The committee launched the fund-raising effort on August 28, 2005, and welcomed the memorial to the community with an outpouring of pleasure and pride less than one year later.
The statue honors Martin Luther King, which is the first thing we must ask a memorial to do. It honors us as well, to have him here among us.
To those who remember the living King marching, moving and speaking, Dwight’s statue is not a good likeness. Face and body seem stiff. King was a handsome man, but more so in motion than repose. The sculpture captures his imposing presence, but not his energy and passion.
Nor does the memorial honor King as a leader whose power came from the people he led. Millions marched for civil rights, yet this is a solitary King.
Still, King’s statue, according to Snowden, has a larger purpose.
“Dr. King was an individual that all races can learn from and benefit from. He was a giant in American history,” Snowden said.
The memorial is placed here because King staged many events in Maryland: He was in Baltimore before his “I Have a Dream” speech on the National Mall in 1963 and had a huge impact on the state, said Snowden.
Another reason for building a memorial at this community college is to teach students that King stood for resolving conflicts without violence. The second part of the memorial will establish a Dr. Martin Luther King Jr. Institute of Non-violent Studies, where students will learn the techniques of resolving conflicts by non-violent means.

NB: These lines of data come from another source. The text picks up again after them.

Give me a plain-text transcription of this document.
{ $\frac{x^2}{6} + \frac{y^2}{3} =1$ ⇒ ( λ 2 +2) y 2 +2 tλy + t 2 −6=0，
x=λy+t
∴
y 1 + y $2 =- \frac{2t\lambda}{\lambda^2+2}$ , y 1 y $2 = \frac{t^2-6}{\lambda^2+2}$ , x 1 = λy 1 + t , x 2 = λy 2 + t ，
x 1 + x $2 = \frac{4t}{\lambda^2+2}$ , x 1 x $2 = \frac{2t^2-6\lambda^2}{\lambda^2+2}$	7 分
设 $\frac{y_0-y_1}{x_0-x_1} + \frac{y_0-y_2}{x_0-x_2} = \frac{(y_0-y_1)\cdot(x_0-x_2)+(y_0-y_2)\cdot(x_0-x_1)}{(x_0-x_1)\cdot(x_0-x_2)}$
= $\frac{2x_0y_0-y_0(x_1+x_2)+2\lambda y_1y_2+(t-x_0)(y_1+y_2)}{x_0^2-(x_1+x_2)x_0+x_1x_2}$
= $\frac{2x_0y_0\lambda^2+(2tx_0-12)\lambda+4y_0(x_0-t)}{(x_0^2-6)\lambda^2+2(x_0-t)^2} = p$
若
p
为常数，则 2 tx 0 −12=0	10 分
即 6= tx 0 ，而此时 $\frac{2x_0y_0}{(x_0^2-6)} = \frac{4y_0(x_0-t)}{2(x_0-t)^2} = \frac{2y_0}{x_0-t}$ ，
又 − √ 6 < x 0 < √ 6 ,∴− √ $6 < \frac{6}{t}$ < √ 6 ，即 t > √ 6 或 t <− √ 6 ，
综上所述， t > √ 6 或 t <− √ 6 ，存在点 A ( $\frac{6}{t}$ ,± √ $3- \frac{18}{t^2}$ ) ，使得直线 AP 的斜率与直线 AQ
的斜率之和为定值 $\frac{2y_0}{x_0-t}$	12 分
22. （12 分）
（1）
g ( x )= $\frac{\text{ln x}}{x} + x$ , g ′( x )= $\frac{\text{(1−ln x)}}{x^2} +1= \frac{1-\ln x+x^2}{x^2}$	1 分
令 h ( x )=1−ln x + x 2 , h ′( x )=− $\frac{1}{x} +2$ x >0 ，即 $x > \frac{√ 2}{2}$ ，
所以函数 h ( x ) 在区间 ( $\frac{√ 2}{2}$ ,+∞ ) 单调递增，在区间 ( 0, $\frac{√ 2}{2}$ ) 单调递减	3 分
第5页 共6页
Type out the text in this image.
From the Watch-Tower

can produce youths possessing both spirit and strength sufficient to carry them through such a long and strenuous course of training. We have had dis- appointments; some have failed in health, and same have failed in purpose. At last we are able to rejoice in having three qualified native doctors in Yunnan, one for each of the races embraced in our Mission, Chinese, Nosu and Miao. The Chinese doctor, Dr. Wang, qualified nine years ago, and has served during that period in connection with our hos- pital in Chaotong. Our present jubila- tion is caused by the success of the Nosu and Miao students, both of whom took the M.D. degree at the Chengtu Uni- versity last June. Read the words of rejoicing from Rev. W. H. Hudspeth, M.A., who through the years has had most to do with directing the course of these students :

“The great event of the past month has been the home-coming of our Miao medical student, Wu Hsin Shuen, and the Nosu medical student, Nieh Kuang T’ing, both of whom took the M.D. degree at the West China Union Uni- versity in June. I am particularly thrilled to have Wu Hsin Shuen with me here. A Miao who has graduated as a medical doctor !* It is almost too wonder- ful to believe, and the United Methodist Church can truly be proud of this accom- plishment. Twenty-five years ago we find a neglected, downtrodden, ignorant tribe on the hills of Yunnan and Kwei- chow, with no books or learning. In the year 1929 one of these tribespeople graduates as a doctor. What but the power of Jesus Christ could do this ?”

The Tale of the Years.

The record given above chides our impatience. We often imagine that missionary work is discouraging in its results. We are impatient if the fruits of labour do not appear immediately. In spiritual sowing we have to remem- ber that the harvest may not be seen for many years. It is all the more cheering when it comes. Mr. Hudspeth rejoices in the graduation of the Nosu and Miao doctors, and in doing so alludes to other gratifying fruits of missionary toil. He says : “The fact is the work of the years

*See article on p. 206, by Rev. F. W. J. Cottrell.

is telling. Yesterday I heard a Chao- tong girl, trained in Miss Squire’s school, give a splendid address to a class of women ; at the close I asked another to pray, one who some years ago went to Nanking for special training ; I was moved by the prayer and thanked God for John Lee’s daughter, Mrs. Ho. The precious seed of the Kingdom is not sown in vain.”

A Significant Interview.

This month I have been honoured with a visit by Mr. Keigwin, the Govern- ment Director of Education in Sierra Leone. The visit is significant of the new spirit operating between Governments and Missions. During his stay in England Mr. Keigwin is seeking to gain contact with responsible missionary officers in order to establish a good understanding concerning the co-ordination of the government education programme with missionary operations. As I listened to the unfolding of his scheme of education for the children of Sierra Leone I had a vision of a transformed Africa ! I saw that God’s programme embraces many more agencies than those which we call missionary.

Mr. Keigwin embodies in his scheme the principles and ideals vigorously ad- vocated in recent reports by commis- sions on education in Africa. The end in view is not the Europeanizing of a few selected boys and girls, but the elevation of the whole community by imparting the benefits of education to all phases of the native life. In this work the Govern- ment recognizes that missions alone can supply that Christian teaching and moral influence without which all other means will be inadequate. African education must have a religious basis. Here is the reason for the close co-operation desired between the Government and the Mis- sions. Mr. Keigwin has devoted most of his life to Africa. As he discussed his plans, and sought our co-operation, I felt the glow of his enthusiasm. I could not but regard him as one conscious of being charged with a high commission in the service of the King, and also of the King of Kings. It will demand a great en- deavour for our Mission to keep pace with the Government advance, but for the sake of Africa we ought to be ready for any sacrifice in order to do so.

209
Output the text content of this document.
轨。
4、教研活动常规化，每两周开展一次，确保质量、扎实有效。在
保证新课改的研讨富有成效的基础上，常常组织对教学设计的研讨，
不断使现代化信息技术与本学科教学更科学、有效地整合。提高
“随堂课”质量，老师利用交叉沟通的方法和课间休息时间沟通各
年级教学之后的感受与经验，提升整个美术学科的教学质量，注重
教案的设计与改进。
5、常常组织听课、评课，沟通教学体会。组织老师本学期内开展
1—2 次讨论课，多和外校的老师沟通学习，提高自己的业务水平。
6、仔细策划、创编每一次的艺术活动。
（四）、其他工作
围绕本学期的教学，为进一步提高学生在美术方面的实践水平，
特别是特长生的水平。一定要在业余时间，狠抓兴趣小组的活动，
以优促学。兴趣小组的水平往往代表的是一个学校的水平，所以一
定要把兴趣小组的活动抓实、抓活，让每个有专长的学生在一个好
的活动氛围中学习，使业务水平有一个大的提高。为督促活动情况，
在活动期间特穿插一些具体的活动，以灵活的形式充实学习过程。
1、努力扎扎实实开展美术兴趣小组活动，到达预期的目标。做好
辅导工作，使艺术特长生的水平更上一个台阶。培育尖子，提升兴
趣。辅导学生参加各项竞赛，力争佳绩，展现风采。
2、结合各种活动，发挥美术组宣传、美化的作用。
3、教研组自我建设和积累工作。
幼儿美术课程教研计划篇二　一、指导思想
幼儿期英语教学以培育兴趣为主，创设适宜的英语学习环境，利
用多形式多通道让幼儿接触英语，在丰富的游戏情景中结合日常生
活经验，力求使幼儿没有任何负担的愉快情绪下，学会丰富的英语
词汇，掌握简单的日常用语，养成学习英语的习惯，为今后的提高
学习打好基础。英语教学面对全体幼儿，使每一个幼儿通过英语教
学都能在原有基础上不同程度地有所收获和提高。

For now, the memorial isn’t well placed to be part of everyday life. We don’t see it while driving or walking; we must make a pilgrimage to the college to see it. Even at the school, this King is away from the center of college life. It stands a bit lonely, even when class is in session.
This may change in the future as these college buildings receive more use. The memorial will become a destination. January 15 will see a pilgrimage there, as 700 people attend the Dr. Martin Luther King Jr. annual breakfast at Anne Arundel Community College.
We build a memorial in the hope that it will keep the dust of disuse from obscuring the enduring contribution its hero made to our lives. We’ve all seen statues of generals, usually mounted, whose campaigns no longer stir our interest or even our memory. If this King who made such a difference in our world, leading African Americans to full citizenship and awakening the consciences of us all is to stir us, it will be by how this memorial is used. Through King’s quoted words, through events, through pilgrimages, through education, this memorial can live. Without these active remembrances, this memorial could become one more old statue.
I’m betting this won’t happen. Snowden’s words about teaching non-violent conflict resolution are encouraging. King believed that non-violent confrontation was the way to change the world. These are words and a philosophy not often heard. Even as the civil rights movement succeeded, King was mocked for his faith in non-violence, but succeed he did.
The changes King wrought and the ideas he expressed so eloquently will last if we continue the struggle and not by monuments alone.